Safety  ringed a bell to FIA reflexes and so new technical changes forced the teams to adopt lower noses in  2012 .The new regulations gave birth to the so called stepped noses and are explained below  .

The maximum dimensions allowed by 2012 technical regulations are shown in the illustration

The maximum dimensions allowed by 2012 technical regulations are shown in the illustration

           The nose starts 450 mm wide (point A) and gets narrower where the nose box meets the chassis (point B , named also bulkhead ), being only 300 mm wide . Then the nose drops down steeply to meet the maximum height of  550 mm at a distance of 150 mm ahead of  point B . After the point C the nose becomes wider till the nose tip (easily noticed on top view image) in order to allow the maximum possible quantity of air to flow under the nose .
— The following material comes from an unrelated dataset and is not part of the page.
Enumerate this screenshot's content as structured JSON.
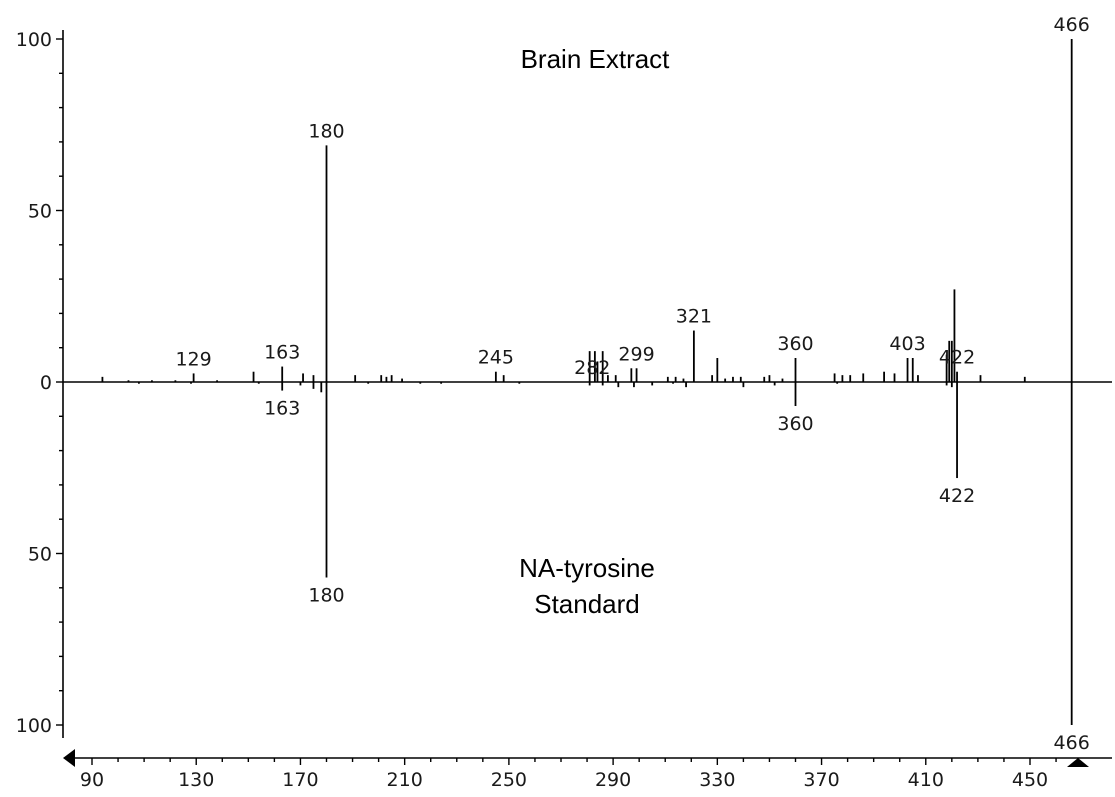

      Almost all teams in 2012 adopted the stepped design but only McLaren and Marussia  chose to follow the path of the lower “banana” nose . However McLaren opted to a higher hybrid nose later the season . The advantages and disadvantages of each design are summarized below


Stepped nose

Richer flow of air under the chassis and thus better aero efficiency

Higher chassis cause increase in centre of gravity (COG), uncomfortable driver position


Banana nose

Better front suspension geometry and thus enhanced mechanical grip

Poorer airflow under the chassis , stronger negative interaction with the front wing


Hybrid noses

Compromise the strong points of each design

2013 a goodbye to ugliness

     To improve the aesthetic  appeal of the 2013 cars, FIA meet an agreement with the teams and was decided to fix a fairing on the nose surface to cover the stepped nose ugliness . The new article coded 3.7.9. of the Technical regulations dictates that the fairing should consist of a single part and  describes the allowed dimensions and characteristics .

Article 3.7.9:

“With the exception of an optional, single piece, non-structural fairing of prescribed laminate (whose precise lay-up may be found in the Appendix to the regulations) which may not be more than 625mm above the reference plane at any point, no bodywork situated more than
1950mm forward of rear face of the cockpit entry template may be more than 550mm above the reference plane.

The external surface of any longitudinal or lateral cross section taken through the above fairing may contain no concave radius of curvature less than 50mm.     “

 2013 nose regulations 3

  The fairing is placed above the stepped area and may extend up to the nose tip

 2013 nose regulations 4

 The fairing aims nothing more than to improve the “beauty” of the car and any attempt to create aerodynamic advantage is discouraged . Additionally the fairing is optional and not obligatory for teams. However important details about how the fairing is placed on the nose cone and its internal structure are still grey zones and I believe designs like Sauber’s nose hole may be enhanced by such fairings .

As regards the fixing of the fairing on the nose, more attention should be required by FIA to guaranty safety . Multiple crash tests should be carried over to examine possible detachment of the fairing itself in a crash situation.A detached fairing is obvious a dangerous flying debris (remember Massa accident back in 2009 due to a flying suspension debris from Barrichello’s car).